After the tours are completed, the building will be returned to Broward County Public Schools, which will handle the “process for all of the other staff members and former students who were present on the day of the mass shooting,” the state attorney’s office said.

Some families request shooting re-enactment

Meantime, several victims’ families who are suing Peterson are asking a Broward County civil court judge to allow their legal team to stage a simulation of the shooting for use in their lawsuit.

In a motion filed in circuit court Monday, the families asked the judge to authorize a video-recorded reenactment to recreate the shooter’s movements and gunfire.

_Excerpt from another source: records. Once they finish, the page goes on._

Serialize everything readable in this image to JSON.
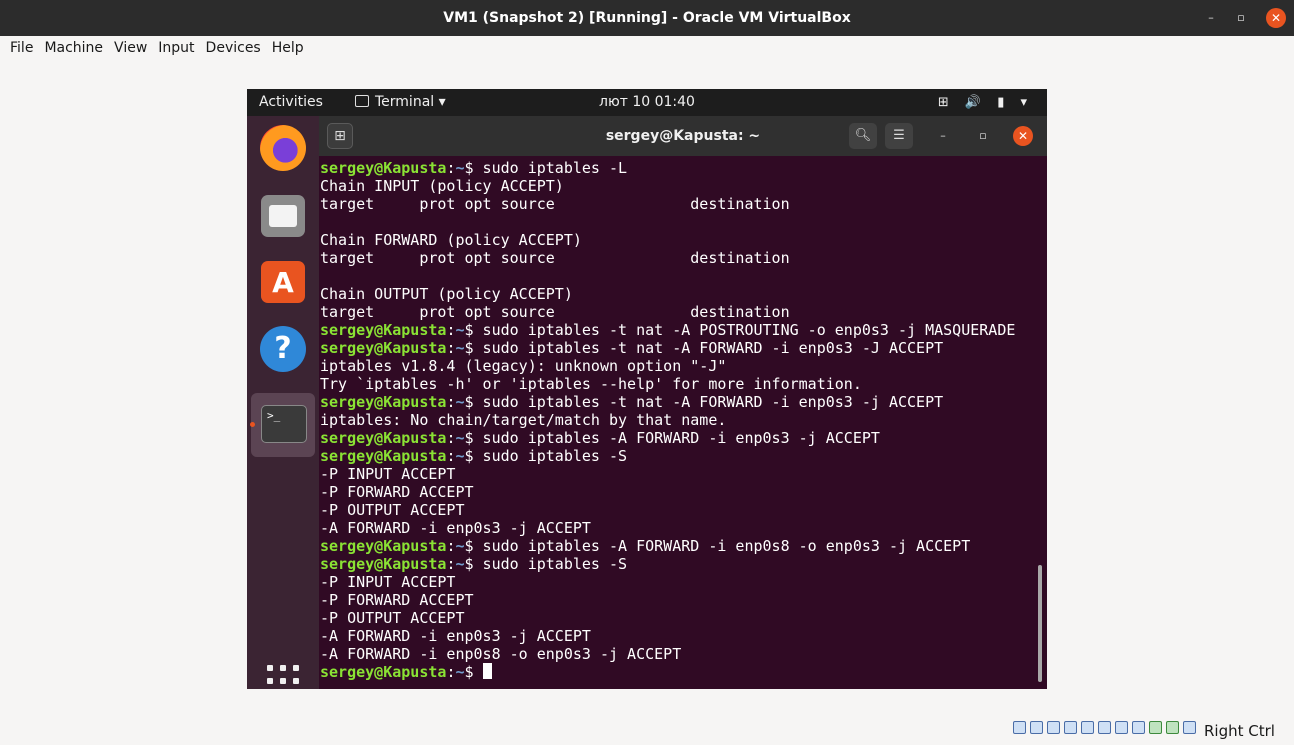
{
  "window": {
    "title": "VM1 (Snapshot 2) [Running] - Oracle VM VirtualBox",
    "minimize": "–",
    "maximize": "▫",
    "close": "✕"
  },
  "menubar": {
    "items": [
      "File",
      "Machine",
      "View",
      "Input",
      "Devices",
      "Help"
    ]
  },
  "guest_topbar": {
    "activities": "Activities",
    "app_menu": "Terminal ▾",
    "clock": "лют 10  01:40",
    "tray": "⊞ 🔊 ▮ ▾"
  },
  "dock": {
    "items": [
      "firefox-icon",
      "files-icon",
      "software-icon",
      "help-icon",
      "terminal-icon",
      "show-apps-icon"
    ],
    "terminal_glyph": ">_"
  },
  "terminal": {
    "title": "sergey@Kapusta: ~",
    "prompt_user": "sergey@Kapusta",
    "prompt_path": "~",
    "lines": [
      {
        "t": "p",
        "cmd": " sudo iptables -L"
      },
      {
        "t": "o",
        "text": "Chain INPUT (policy ACCEPT)"
      },
      {
        "t": "o",
        "text": "target     prot opt source               destination"
      },
      {
        "t": "o",
        "text": ""
      },
      {
        "t": "o",
        "text": "Chain FORWARD (policy ACCEPT)"
      },
      {
        "t": "o",
        "text": "target     prot opt source               destination"
      },
      {
        "t": "o",
        "text": ""
      },
      {
        "t": "o",
        "text": "Chain OUTPUT (policy ACCEPT)"
      },
      {
        "t": "o",
        "text": "target     prot opt source               destination"
      },
      {
        "t": "p",
        "cmd": " sudo iptables -t nat -A POSTROUTING -o enp0s3 -j MASQUERADE"
      },
      {
        "t": "p",
        "cmd": " sudo iptables -t nat -A FORWARD -i enp0s3 -J ACCEPT"
      },
      {
        "t": "o",
        "text": "iptables v1.8.4 (legacy): unknown option \"-J\""
      },
      {
        "t": "o",
        "text": "Try `iptables -h' or 'iptables --help' for more information."
      },
      {
        "t": "p",
        "cmd": " sudo iptables -t nat -A FORWARD -i enp0s3 -j ACCEPT"
      },
      {
        "t": "o",
        "text": "iptables: No chain/target/match by that name."
      },
      {
        "t": "p",
        "cmd": " sudo iptables -A FORWARD -i enp0s3 -j ACCEPT"
      },
      {
        "t": "p",
        "cmd": " sudo iptables -S"
      },
      {
        "t": "o",
        "text": "-P INPUT ACCEPT"
      },
      {
        "t": "o",
        "text": "-P FORWARD ACCEPT"
      },
      {
        "t": "o",
        "text": "-P OUTPUT ACCEPT"
      },
      {
        "t": "o",
        "text": "-A FORWARD -i enp0s3 -j ACCEPT"
      },
      {
        "t": "p",
        "cmd": " sudo iptables -A FORWARD -i enp0s8 -o enp0s3 -j ACCEPT"
      },
      {
        "t": "p",
        "cmd": " sudo iptables -S"
      },
      {
        "t": "o",
        "text": "-P INPUT ACCEPT"
      },
      {
        "t": "o",
        "text": "-P FORWARD ACCEPT"
      },
      {
        "t": "o",
        "text": "-P OUTPUT ACCEPT"
      },
      {
        "t": "o",
        "text": "-A FORWARD -i enp0s3 -j ACCEPT"
      },
      {
        "t": "o",
        "text": "-A FORWARD -i enp0s8 -o enp0s3 -j ACCEPT"
      },
      {
        "t": "p",
        "cmd": " ",
        "cursor": true
      }
    ]
  },
  "statusbar": {
    "host_key": "Right Ctrl",
    "icons": [
      "hard-disk-icon",
      "optical-drive-icon",
      "audio-icon",
      "network-icon",
      "usb-icon",
      "shared-folders-icon",
      "display-icon",
      "video-capture-icon",
      "virtualization-icon",
      "cpu-icon",
      "mouse-integration-icon"
    ]
  },
  "colors": {
    "terminal_bg": "#300a24",
    "prompt_user": "#8ae234",
    "prompt_path": "#729fcf",
    "accent": "#e95420"
  }
}
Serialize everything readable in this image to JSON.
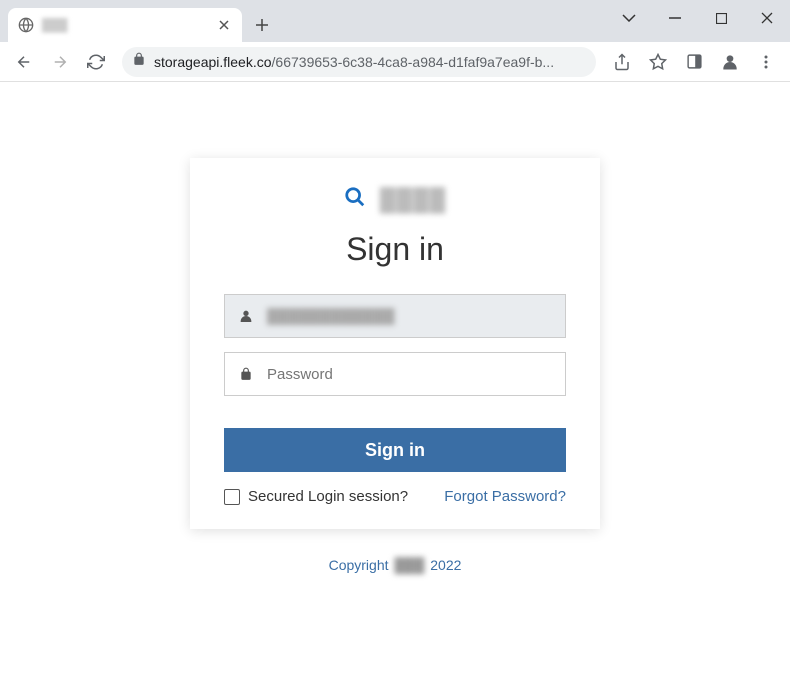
{
  "window": {
    "tab_title": "███"
  },
  "toolbar": {
    "url_domain": "storageapi.fleek.co",
    "url_path": "/66739653-6c38-4ca8-a984-d1faf9a7ea9f-b..."
  },
  "page": {
    "brand_name": "████",
    "signin_title": "Sign in",
    "email_value": "████████████",
    "password_placeholder": "Password",
    "signin_button": "Sign in",
    "secured_label": "Secured Login session?",
    "forgot_link": "Forgot Password?",
    "copyright_prefix": "Copyright",
    "copyright_brand": "███",
    "copyright_year": "2022"
  }
}
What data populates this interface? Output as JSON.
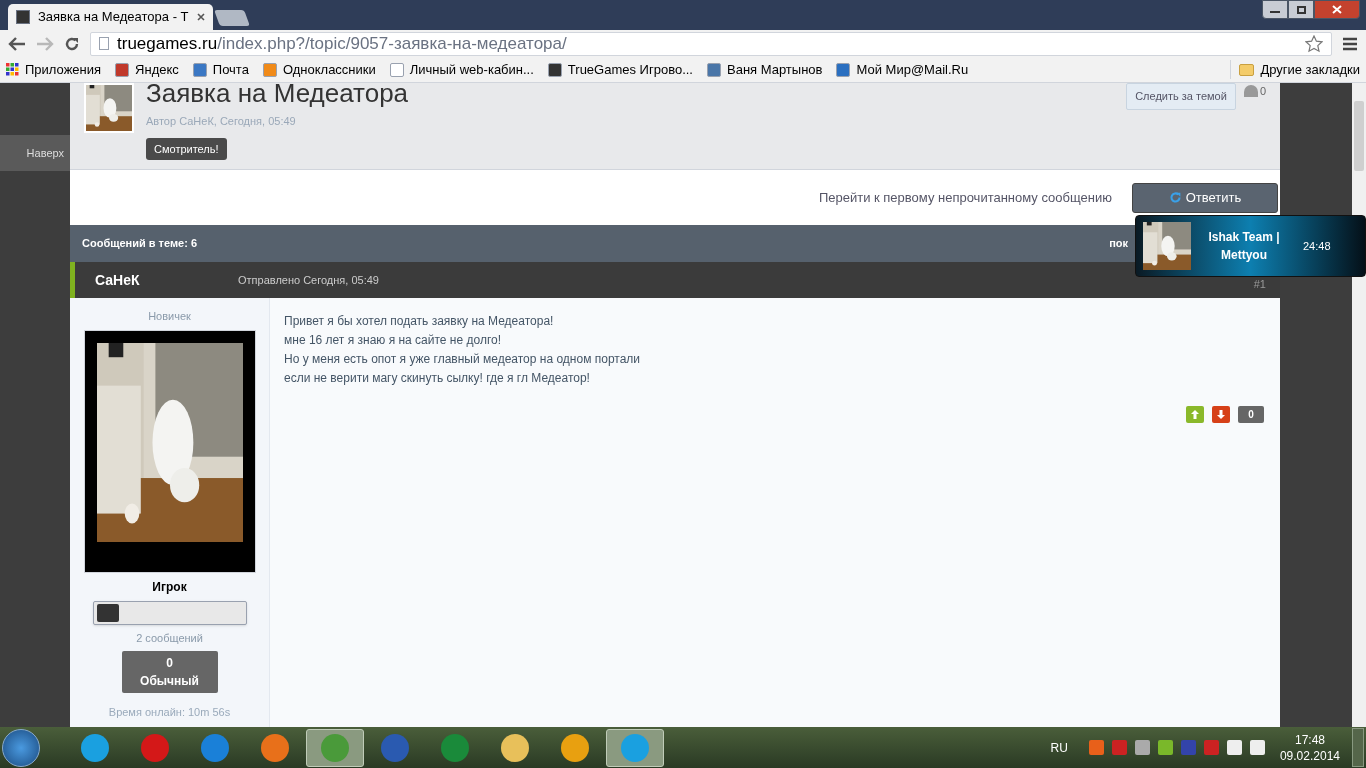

Last week, Peterson was found not guilty of seven counts of felony child neglect, three counts of culpable negligence and one count of perjury during a rare trial of a law enforcement officer for his response to a mass shooting.

If allowed, attorneys for the plaintiffs would conduct the approximately two-hour reenactment using the same style semi-automatic rifle and caliber of ammunition as the gunman, but with blanks, the court filing said.

They also intend to “turn the fire alarm on and off at the correct times; and while borrowing a golf cart from the school grounds to simulate Peterson’s transportation to Building 12(00) during the shooting.”

The purpose of the reenactment is to “demonstrate that Peterson could hear the gunshots and derive where they were coming from,” according to the motion.

“This reenactment will be superior evidence that Peterson heard a cacophony of gunfire plainly emanating from inside Building 1200. Peterson was armed with the only other firearm on campus. And instead of doing his sworn duty to protect the lives of innocent children and teachers armed only with pencils, he cowardly allowed them to be slain, and saved his own skin,” said Brill, the attorney, who represents the families of students Hoyer, Meadow Pollack, Alaina Petty, Madeline “Maddy” Wilford and Alex Schachter, in a statement to CNN.

“We don’t want to leave anything to chance for Peterson to escape justice in our civil case,” Brill added.

Judge Carol-Lisa Phillips will consider the motion.

“Our benchmarks of professionalism include respect for our community and respect for and deference to our trial judge in such matters,” Michael Piper, an attorney representing Peterson in the civil case told CNN. “Extrajudicial comment on attorney Brill’s motion to restage Nicolas (Nikolas) Cruz’s murderous rampage compromises those benchmarks. We will respond in accordance with Judge Phillips’s direction.”

The plaintiffs are asking to conduct the reenactment at a yet to be determined date, preferably in the summer before school starts.